Where successful development campaigns were employed, high recovery factors have been achieved. Benchmarking highlights this trend and identifies fields which are not realising their present potential as an opportunity for redevelopment. Bridge Petroleum Ltd (Bridge) has identified the prematurely decommissioned Galapagos (North West Hutton) and Beagle (Hutton) fields as such an opportunity, together with a raft of other infrastructure-led tieback opportunities.
The establishment of a tieback of the Galapagos field, with 81 MMboe 2P certified resource and further upside potential in the region of 60 MMboe, is MER in action for this mature region of the UKCS. The tieback will have multiple benefits to the region, with the potential to reduce OPEX per barrel costs on host infrastructure and terminal. It will further extend the life of these mature assets, allowing for increased base production, additional incremental development projects and further tieback opportunities to nearby accumulations which would otherwise be deemed marginal to develop as a standalone.
Revitalising the Galapagos Field
The North West Hutton part of the Galapagos field was discovered in 1975 and developed in the 1980s–1990s. In 2012, successful appraisal wells on the southern Darwin extension proved continuation and communication of the field to the south (Figure 2). Evaluation of production data finds the historic development only achieved a 14% recovery (from 883 MMbo in place), leaving a significant undeveloped prize when compared against a benchmarked 30% expected recovery.
To understand the recovery shortfall, forensic analysis of historical well data revealed that well operational issues were significant and appear to be the major underlying factor in the field’s low recovery – an artefact of old technology and historical know-how to address field challenges deemed common today, rather than due to poor rock quality. Over 20 years on, standard mitigation methods are commonplace, using mature proven technologies. In addition, the development strategy suffered from inefficient placement of injectors to provide pressure support to the producer wells, resulting in poor reservoir sweep and low voidage replacement ratios. A significant factor contributing to this was the very poor historic seismic, resulting in suboptimal well placement and missed attic potential. However, where suitable placement of producers and injectors occurred, good localised sweep and recovery was achieved. Due to the excellent multi-Darcy reservoir quality within the Middle Jurassic Brent Formations (Figure 3), top historical producers in the field can produce at very high initial rates and deliver around 15 MMbo from near-vertical wells.
Remapping of the field with new seismic data together with integration of production and well data highlights the field is a series of terraces on the flank of a large, tilted fault block (Figure 2). Each terrace is large (some over 100 MMbo in place) and provides discrete development regions with internal, terrace-wide pressure communication. Remapping of the new seismic also allows, for the first time, the identification of a smaller scale fault set within these discrete terraces, which have proven crucial in understanding the sweep pattern from the original development well stock. Further insight on the internal ‘plumbing’ of the reservoirs has been gained by integrating detailed sedimentological analysis. Core and well data confirm that all the formations of the Brent Group are present and acting as reservoir units and that the depositional environment has a significant control on reservoir quality, distribution and connectivity (Figure 3).
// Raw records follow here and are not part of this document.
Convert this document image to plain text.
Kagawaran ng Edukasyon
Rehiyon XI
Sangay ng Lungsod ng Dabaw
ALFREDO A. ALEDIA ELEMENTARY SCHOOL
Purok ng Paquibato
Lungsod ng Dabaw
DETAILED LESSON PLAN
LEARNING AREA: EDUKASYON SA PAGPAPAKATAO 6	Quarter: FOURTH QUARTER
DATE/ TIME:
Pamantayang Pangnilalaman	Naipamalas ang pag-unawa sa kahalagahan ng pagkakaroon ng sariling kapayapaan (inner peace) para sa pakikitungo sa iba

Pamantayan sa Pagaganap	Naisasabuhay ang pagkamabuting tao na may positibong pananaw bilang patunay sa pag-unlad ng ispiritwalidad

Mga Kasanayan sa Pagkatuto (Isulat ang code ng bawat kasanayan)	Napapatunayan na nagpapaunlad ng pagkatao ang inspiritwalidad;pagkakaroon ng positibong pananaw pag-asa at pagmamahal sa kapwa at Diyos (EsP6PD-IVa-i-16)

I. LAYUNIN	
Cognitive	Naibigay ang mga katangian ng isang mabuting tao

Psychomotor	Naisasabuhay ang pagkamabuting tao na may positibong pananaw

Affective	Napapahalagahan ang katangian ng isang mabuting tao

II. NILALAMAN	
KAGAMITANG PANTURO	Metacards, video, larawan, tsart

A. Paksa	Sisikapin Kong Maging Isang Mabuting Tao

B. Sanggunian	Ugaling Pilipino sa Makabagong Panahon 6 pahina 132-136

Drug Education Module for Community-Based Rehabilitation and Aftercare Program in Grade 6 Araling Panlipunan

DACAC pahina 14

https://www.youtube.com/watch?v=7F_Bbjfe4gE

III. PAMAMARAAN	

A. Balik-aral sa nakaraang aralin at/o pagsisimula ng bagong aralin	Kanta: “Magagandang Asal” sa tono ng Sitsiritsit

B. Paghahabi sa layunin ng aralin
By combining the new insight from the remapped seismic data, insight gained from historical production data and incorporating reservoir architecture and properties from studies into geocelluar models, Bridge has been able to achieve the first known full field history match on this field. This is a powerful tool, enabling identification of numerous untapped and underdeveloped regions of the field that provide low risk well targets, prime for redevelopment.
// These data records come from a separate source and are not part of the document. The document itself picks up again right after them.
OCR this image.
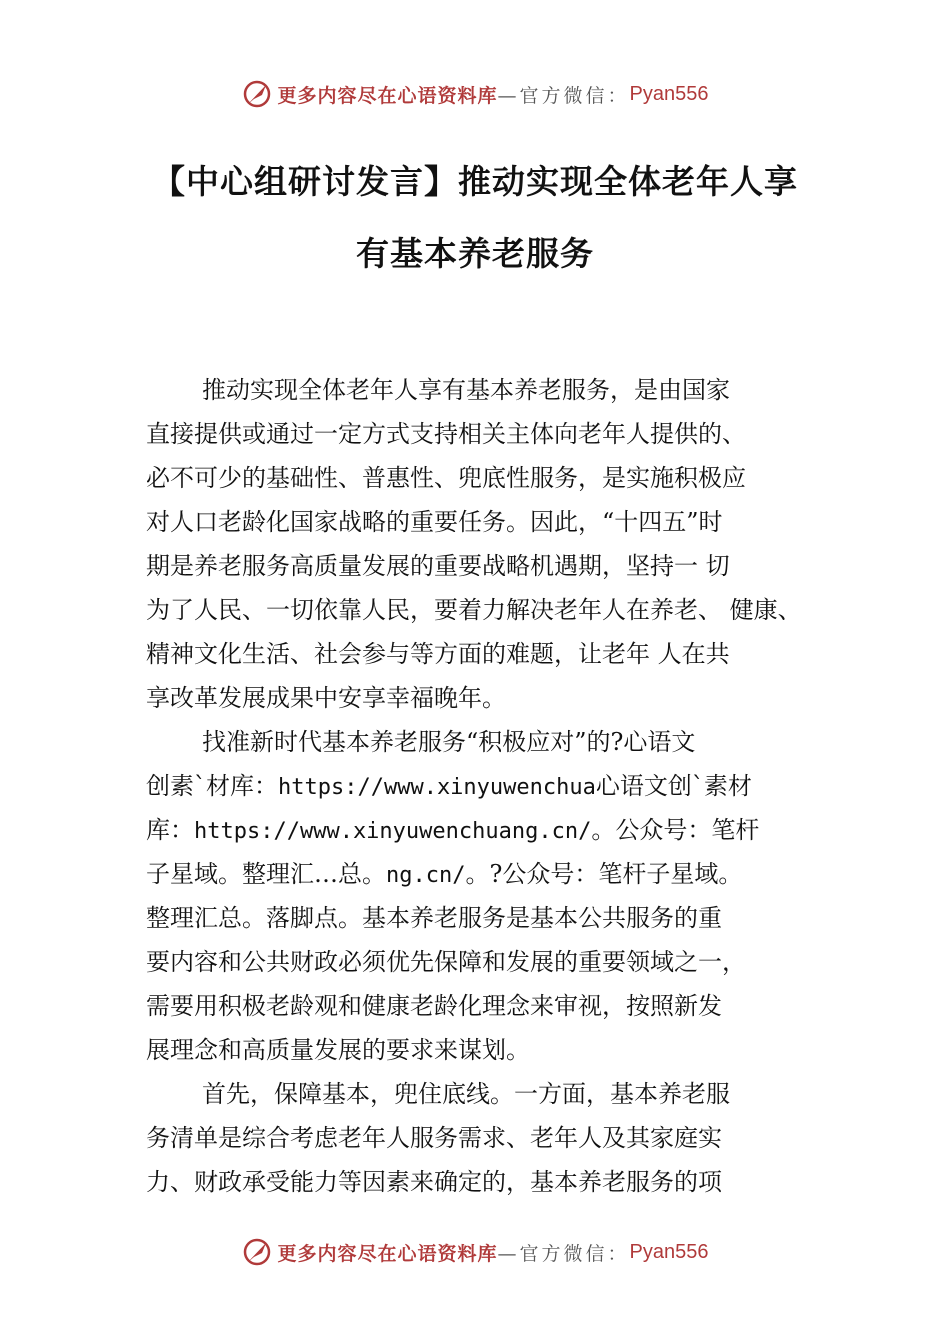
更多内容尽在心语资料库 —官方微信： Pyan556
【中心组研讨发言】推动实现全体老年人享
有基本养老服务
推动实现全体老年人享有基本养老服务，是由国家
直接提供或通过一定方式支持相关主体向老年人提供的、
必不可少的基础性、普惠性、兜底性服务，是实施积极应
对人口老龄化国家战略的重要任务。因此，“十四五”时
期是养老服务高质量发展的重要战略机遇期，坚持一 切
为了人民、一切依靠人民，要着力解决老年人在养老、 健康、
精神文化生活、社会参与等方面的难题，让老年 人在共
享改革发展成果中安享幸福晚年。
找准新时代基本养老服务“积极应对”的?心语文
创素`材库：https://www.xinyuwenchua心语文创`素材
库：https://www.xinyuwenchuang.cn/。公众号：笔杆
子星域。整理汇…总。ng.cn/。?公众号：笔杆子星域。
整理汇总。落脚点。基本养老服务是基本公共服务的重
要内容和公共财政必须优先保障和发展的重要领域之一，
需要用积极老龄观和健康老龄化理念来审视，按照新发
展理念和高质量发展的要求来谋划。
首先，保障基本，兜住底线。一方面，基本养老服
务清单是综合考虑老年人服务需求、老年人及其家庭实
力、财政承受能力等因素来确定的，基本养老服务的项
更多内容尽在心语资料库 —官方微信： Pyan556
A mature hydrocarbon province such as the Northern North Sea of the UKCS provides the opportunity for production offtake via tieback to existing infrastructure. Fields in the region that have produced at peak rates of hundreds of thousands of barrels of oil per day are now at the tail end of production in the region of 10,000 bopd, resulting in inherent capacity and redundancy. Feasibility studies conducted by Bridge in the region identify that with minor modifications there are viable tieback options which provide services to the development and entry into the regional pipeline infrastructure to access the Sullom Voe terminal in the Shetland Islands (Figure 4).
Beagle Field Opportunity
Once tieback infrastructure is in place then the door opens to exploiting the remaining resource base in the region and previously uneconomic accumulations now have a clear line of sight to development infrastructure. Bridge has been actively working the region to identify such opportunities, one of which is the Beagle field (Hutton).
The experience and knowledge gained from working the Galapagos field redevelopment opportunity very quickly highlighted potential in the region. The obvious candidate is the now decommissioned Hutton field, renamed as Beagle. This was discovered in 1973 and developed in the 1980s–1990s and was still producing just under 10,000 boepd before it prematurely ceased production in 2001. Part of the same large, tilted fault block as Galapagos, the Beagle field shares many similarities in both structure and Brent reservoir (Figure 5). The field is again subdivided into large terraces and the reservoir units are directly correlative to wells in the adjacent Galapagos field.
Bridge is conducting a work programme to evaluate the full remaining potential of the Hutton field, which again has not achieved its benchmark recovery potential. Well targets have been identified that would currently be tied-back into Galapagos infrastructure. However, it is anticipated that results of ongoing analysis, including the impact of gravity segregation post-COP, may yield potential resources to allow an independent tieback if required.
MER – The Road to 2050
This mature region of the UKCS is rapidly reaching a critical point where loss of fields and pipelines through COP and decommissioning of fields and pipelines will occur. The loss of infrastructure will leave undeveloped reserves and discoveries together with undrilled prospects stranded without any economic development potential. Further reserves and infrastructure are needed in the region now to arrest this decline.
Bridge’s analysis highlights that the recovery potential of both Galapagos and Beagle has not been achieved in the historic developments and remaining resources are sufficient to provide an economic redevelopment. Infrastructure associated with these redevelopments will be an enabler for the UK MER strategy in an area that has not previously been under the lens of infrastructure-led exploitation. Numerous discoveries and a low risk prospect have been identified within a short distance of tie-in points of the proposed full field Galapagos and Beagle developments. As a result, Bridge have identified a risked resource potential of 185 MMboe that can be targeted across these two adjacent licences. The additional tie-in hub value from surrounding fields has not been finalised but is estimated to be around 200 MMboe, and the potential for pushing back COP dates for the tie-in fields is significant, which in itself will allow further base production from the existing well stock and potential to endorse new well campaigns and MER activities. These volumes may also allow for reduction in cost per barrel throughout the infrastructure pipeline all the way back to Sullom Voe. This would benefit the region as a whole, acting as a catalyst for maximising economic recovery with further exploitation of mature fields and retaining infrastructure presence for any other future tieback opportunities in this highly prolific oil region.
As the UK goes through a once-in-a-century energy transition phase, focusing on tiebacks would not only help the economic viability of redevelopment of these brownfield and stranded licences, but would also reduce the environmental footprint when compared to installing significant new infrastructure in the region.
Brownfield redevelopment is no fad and is here to stay, as the old oilfield maxim keeps proving true time and time again: “The best places to find oil are in spots where it’s already been found”.